The only caution is to be certain none of the ingredients in the product are dose related for health. If an ingredient needs to be fed in low doses on a frequent basis, a once per week feeding would be lethal, Huston explains.
Also, energy supplements shouldn't be offered in large, weekly amounts to prevent the animal from overeating starch and getting sick.
How About Self-Fed Supplements?
The convenience of self-fed or self-limiting supplements has helped bolster their popularity, but individual intake can vary widely with such systems. Some cows may not consume any supplement, while others may consume large amounts, cautions Montana State’s Bowman.
When feeding a form of supplement that targets individual consumption, if animals don’t eat it, they may not get the nutrients they need. Or, some animals may be eating too much and costing the producer money, she says.
Bowman says most commercial products have an intake limiter in them, which helps minimize over-consumption. She adds that making sure there are enough tanks or blocks for the number of cows will reduce variation in intake, and adds, "In several studies that we've conducted with self-fed supplements, we’ve seen very uniform intakes."
However, those animals that don't consume the supplement — and need it — can be a concern.
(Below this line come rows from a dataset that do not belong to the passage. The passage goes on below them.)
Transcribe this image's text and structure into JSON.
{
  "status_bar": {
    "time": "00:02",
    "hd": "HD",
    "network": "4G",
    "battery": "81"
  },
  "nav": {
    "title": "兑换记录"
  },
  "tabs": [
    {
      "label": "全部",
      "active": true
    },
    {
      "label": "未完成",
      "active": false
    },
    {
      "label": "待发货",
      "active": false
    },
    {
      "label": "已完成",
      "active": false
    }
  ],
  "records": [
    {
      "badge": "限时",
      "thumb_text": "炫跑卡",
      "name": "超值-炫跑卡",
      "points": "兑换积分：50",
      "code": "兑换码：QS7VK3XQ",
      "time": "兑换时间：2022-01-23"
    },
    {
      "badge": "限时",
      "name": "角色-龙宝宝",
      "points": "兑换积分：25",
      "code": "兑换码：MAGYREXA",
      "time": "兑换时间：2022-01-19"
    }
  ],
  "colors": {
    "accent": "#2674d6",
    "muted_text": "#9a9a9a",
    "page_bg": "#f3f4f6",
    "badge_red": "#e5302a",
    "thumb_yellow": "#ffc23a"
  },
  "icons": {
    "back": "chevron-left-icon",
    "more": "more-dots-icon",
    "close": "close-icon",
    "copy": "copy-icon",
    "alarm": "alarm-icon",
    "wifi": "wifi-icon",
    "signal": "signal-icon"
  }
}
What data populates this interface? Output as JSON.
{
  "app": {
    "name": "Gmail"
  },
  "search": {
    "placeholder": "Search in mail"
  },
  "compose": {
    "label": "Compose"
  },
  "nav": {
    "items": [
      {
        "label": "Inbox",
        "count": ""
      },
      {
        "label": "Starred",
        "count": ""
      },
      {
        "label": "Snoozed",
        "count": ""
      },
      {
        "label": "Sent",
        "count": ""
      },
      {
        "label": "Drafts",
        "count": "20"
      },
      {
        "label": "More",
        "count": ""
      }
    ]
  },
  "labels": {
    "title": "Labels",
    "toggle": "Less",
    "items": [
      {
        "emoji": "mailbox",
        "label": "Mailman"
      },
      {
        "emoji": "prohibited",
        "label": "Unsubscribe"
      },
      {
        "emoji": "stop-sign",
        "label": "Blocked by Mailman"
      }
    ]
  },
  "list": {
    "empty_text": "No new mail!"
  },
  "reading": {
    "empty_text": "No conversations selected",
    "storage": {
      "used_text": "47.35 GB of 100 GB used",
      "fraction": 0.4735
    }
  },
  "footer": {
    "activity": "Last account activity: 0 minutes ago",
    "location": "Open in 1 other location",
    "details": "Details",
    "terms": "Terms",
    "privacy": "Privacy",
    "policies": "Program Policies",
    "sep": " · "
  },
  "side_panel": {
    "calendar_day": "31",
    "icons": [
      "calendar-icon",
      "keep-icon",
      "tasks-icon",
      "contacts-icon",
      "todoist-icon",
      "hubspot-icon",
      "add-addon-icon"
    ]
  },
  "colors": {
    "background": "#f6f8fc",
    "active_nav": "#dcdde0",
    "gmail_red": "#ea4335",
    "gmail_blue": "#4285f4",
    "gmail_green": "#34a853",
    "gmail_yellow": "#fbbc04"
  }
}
To address that dilemma, she suggests introducing animals to the supplement in a drylot setting before being put out on range; placing the supplements in areas animals will frequent — near water or preferred grazing areas; and sorting older boss cows into separate groups from younger animals that may require more supplement.
When considering self-fed supplements, Bowman also offers these tips:
1) Match the product's target intake and protein content with the amount of supplemental protein needed.
2) Price supplements per pound of protein, as you would do with other feeds.
3) Some self-fed products will put a trace mineral package in the product which increases costs. That package may not be necessary if you already have a mineral program in place, she points out.
4) Feeding supplements infrequently, like Huston suggests, may be another alternative. The ability to feed weekly or three times per week can reduce labor costs associated with hand-fed supplements, Bowman says.